In potato production, adequate sulfur levels are vital for nitrogen uptake, chlorophyll production, tuber development, stress and pest resistance, carbohydrate generation, amino acid formation and vitamin synthesis. Decreased efficiency in any one of these areas becomes a limiting factor on crop yield and potential, while also playing a significant role in how crops taste and smell, as well as how they perform in subsequent use. For example, the gluten that’s so important in wheat—giving bread its chewy, soft texture—is dependent on sulfur-sulfur bonds. For good bread-making wheat, we need good sulfur uptake.

What’s more, across all crops, sulfur deficiencies rarely present with visible symptoms. Hidden deficiency is often more damaging than acute deficiency, as it’s usually only discovered when it’s too late to remedy.
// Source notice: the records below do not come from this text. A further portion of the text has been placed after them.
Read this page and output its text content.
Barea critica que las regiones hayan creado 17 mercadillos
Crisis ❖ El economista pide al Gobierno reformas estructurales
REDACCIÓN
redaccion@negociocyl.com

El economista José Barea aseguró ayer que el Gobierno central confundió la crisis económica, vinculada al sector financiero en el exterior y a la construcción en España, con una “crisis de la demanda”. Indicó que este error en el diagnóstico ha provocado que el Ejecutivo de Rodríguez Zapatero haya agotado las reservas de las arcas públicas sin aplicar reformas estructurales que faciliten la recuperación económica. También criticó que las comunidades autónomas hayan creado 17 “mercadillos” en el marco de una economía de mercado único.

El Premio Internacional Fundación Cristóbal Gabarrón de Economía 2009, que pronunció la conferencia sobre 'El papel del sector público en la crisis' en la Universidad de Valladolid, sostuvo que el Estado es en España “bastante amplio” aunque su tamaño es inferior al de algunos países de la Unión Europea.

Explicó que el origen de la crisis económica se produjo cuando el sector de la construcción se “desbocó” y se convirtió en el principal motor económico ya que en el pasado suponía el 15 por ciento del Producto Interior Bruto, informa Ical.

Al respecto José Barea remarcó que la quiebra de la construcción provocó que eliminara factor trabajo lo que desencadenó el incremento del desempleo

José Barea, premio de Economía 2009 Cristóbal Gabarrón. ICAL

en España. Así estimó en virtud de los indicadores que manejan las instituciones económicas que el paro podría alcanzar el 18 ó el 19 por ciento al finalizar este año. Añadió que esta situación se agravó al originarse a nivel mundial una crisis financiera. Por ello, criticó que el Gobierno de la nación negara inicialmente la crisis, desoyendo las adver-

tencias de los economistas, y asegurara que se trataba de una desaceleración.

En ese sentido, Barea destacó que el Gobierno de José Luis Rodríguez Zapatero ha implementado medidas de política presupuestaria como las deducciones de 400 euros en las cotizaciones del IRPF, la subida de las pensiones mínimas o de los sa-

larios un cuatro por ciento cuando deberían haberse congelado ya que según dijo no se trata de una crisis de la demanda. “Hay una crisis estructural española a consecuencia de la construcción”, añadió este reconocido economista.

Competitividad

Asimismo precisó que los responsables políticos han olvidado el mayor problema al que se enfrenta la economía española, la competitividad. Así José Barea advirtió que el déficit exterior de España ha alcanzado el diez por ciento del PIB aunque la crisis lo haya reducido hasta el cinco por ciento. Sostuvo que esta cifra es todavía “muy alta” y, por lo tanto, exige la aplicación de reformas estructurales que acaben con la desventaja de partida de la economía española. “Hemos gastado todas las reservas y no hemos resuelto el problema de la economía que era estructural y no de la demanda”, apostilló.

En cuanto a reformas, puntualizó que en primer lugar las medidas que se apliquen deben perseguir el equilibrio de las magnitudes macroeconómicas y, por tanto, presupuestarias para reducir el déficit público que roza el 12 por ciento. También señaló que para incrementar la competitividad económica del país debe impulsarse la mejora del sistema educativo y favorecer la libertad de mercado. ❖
Sulfur also has another role—as a fungicide. Indeed, sulfur-based fungicides were among the first available to farmers, and they remain important today, whether applied to cut seed or as a supplement in conjunction with modern blight control chemistry.

What’s the Solution?

It’s important to understand how plants absorb sulfur. Their preference is for sulfates; this is the only form in which plant roots can access the nutrient. There’s also a limited role for leaves: Not only can they absorb small quantities of sulfur dioxide direct from the atmosphere, they also help to regulate nutrient absorption while combating disease. When applied as a foliar spray, the nutrients slowly enter the plant tissue as required. But sulfur’s disease-suppressing abilities ensure that its presence on the leaf surface, particularly through the early stages of growth, act in synergy with later applications of fungicide and insecticide. That’s because a healthy plant can stave off infections itself, becoming less reliant on the fungicide to do all the work of disease suppression.

It’s no coincidence that incidences of diseases such as early and late blight are increased in potato plants where even a moderate sulfur deficiency exists. Yet during the growing season, a crop’s sulfur requirements can often greatly exceed the soil’s inherent capacity to supply it, particularly as levels are now in decline.

Choosing the right product is obviously important. OMEX Agrifluids focuses on products that are immediately bioavailable, either because they’re unaffected by soil microbial activity or because they take advantage of specific plant characteristics. SulpHomex Ultra is OMEX’s solution for potatoes. It’s a co-formulation of sulfate—for immediate root absorption and use within the plant—and nitrate, the form of nitrogen most readily absorbed by plants.

As for sulfur “philosophy,” i.e., application, take the little and often approach. This way, you’ll not only reduce leaching (environmentally unsound but also representing an immediate loss to your bottom line) but maintain sulfur at sufficient levels both in the soil and on the leaf, such that it’s always available to the potato crop during periods of rapid growth. In this way, lack of sulfur should never become a limiting factor in your pursuit of optimizing yield potential.

Integrated into early-season insecticide and fungicide sprays, SulpHomex Ultra will not only build sulfur content within the plant, but also provide a potato crop with a different mode of suppressive action, building the foundation for a healthy, high-yielding and disease-free crop.